Since readers have different prior knowledge and experience, they interpret texts differently and personally. A recent approach that accounts for these differences is transactional strategies instruction. This approach, which views comprehension as transactions between unique readers and texts open to interpretation, has resulted in dramatic comprehension improvement in well-controlled studies. Its success recommends it for KĖ12 comprehension instruction. To teach students a repertoire of strategies, transactional instruction begins with direct explanation and modeling, followed by teacher-supported practice to encourage long-term internalization of strategies. Notable is the success of this method with previously low-achieving second graders; even primary students benefit from learning multiple strategies. OTHER KEYS TO COMPREHENSION

Excellent comprehension requires not only strategies but prior knowledge, especially understanding of individual words; evidence supports the logical assumption that enriching vocabulary increases comprehension. However, most word meanings are learned not through direct instruction but in context. Thus, students should be taught to heed context clues when encountering new words. Context helps readers determine whether guesses about sounds and word meanings are correct, particularly when readers have already encountered the words in speech. Vocabulary and context skills can help young readers avoid mistakes about key words that can defeat comprehension. Further, as E. D. Hirsch has argued, children need to read high-quality books to gain the deep cultural knowledge that educated people enjoy. Though research is needed to link such reading with comprehension gains, research shows that boosting cultural knowledge in schools raises elementary language-arts achievement.

Although overemphasis on word recognition works against comprehension, recognition must be high if comprehension is to be so. Without automatic word recognition, efforts to comprehend compete in consciousness with more immediately important recognition efforts, and comprehension suffers. Thus, word recognition must be developed well beyond the ability to sound out words, so that recognition is effortless and larger units than words can be grasped quickly.

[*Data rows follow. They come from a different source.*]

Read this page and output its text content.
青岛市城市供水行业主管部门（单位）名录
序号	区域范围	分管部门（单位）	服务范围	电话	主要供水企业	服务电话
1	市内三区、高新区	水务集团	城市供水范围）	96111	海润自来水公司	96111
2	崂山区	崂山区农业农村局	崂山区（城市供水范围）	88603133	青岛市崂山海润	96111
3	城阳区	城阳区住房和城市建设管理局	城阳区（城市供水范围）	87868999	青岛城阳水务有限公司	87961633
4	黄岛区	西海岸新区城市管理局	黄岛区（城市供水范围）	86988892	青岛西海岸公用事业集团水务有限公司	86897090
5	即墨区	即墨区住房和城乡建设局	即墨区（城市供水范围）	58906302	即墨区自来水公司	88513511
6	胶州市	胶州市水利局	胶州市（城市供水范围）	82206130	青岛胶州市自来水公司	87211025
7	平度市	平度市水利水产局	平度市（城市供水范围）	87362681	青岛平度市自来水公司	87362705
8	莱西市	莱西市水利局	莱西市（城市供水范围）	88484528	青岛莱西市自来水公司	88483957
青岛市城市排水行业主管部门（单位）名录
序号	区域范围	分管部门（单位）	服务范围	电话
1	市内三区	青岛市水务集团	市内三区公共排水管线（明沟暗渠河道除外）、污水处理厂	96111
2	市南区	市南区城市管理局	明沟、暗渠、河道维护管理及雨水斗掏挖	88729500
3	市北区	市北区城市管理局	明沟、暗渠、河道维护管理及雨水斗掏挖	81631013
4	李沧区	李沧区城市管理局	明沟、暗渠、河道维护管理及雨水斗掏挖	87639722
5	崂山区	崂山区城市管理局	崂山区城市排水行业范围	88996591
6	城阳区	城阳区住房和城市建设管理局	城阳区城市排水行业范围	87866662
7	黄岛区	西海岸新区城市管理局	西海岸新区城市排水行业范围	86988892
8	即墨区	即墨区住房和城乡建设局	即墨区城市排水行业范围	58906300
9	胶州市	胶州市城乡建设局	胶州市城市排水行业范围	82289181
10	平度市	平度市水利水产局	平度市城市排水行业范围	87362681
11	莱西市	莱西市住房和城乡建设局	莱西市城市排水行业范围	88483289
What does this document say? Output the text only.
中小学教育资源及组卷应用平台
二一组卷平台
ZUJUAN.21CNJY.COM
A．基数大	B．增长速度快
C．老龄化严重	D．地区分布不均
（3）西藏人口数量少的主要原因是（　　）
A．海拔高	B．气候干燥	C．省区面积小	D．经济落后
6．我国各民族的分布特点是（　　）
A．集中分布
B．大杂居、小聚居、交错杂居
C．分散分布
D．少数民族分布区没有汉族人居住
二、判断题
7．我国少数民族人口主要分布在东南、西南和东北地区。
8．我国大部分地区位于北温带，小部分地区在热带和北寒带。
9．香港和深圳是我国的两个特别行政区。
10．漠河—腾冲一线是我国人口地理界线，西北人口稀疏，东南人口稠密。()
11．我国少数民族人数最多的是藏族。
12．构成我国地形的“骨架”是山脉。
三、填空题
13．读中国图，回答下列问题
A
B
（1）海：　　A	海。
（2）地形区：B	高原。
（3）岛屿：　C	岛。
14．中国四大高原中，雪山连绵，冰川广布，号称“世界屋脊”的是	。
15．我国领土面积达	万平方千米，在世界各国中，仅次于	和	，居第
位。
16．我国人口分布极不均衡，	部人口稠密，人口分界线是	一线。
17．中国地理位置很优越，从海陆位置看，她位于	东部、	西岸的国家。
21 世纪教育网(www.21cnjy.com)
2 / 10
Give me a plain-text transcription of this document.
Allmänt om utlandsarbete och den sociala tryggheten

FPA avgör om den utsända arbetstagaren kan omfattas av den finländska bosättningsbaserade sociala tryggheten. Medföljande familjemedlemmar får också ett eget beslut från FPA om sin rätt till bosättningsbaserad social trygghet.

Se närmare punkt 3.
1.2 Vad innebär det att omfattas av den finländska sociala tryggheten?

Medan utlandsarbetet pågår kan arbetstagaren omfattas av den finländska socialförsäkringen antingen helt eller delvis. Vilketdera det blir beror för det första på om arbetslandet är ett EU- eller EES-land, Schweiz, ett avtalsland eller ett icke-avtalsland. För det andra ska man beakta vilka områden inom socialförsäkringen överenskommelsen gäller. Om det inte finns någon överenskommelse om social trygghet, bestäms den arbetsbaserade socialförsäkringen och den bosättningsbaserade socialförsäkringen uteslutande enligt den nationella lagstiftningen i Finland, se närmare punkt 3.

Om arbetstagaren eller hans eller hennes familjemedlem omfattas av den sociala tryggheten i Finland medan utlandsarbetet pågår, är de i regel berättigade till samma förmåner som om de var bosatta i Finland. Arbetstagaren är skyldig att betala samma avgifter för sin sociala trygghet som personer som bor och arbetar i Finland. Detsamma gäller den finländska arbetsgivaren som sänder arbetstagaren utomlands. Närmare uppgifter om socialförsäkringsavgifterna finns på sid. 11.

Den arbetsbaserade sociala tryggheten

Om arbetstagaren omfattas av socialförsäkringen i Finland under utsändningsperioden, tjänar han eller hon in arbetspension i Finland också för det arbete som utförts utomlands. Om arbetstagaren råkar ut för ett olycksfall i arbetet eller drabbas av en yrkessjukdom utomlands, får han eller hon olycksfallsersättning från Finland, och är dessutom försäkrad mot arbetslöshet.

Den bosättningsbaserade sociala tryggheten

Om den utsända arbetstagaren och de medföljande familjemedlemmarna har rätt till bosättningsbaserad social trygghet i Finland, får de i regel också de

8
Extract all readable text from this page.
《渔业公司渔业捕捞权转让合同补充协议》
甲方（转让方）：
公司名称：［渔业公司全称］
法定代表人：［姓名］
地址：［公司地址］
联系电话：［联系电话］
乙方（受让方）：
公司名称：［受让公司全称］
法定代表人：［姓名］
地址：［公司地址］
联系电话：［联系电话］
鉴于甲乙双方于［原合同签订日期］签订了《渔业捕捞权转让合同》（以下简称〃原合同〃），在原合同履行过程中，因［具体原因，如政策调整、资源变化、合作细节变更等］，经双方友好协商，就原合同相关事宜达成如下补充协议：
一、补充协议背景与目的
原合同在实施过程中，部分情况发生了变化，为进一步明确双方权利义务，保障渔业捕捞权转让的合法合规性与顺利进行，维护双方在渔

To summarize, research demonstrates that the multiple strategies used by expert readers can be taught and that transactional instruction teaches them effectively. Also important is a good prior knowledge base for further reading; we should both teach comprehension skills and encourage students to read highquality texts that foster sophisticated vocabulary and cultural knowledge.

 

Conclusion

We can develop student’s comprehension, but the task will not be accomplished easily or quickly. One reason for slow progress to date is that relevant research is not translated into practice, partly because teachers resist teaching comprehension. One way to overcome their resistance is to inspire them to become better comprehenders themselves. If they use comprehension strategies more effectively in their own reading, they may be more motivated to teach the strategies to their students, who may become parents teaching their children to read with more understanding, creating a nation of expert readers.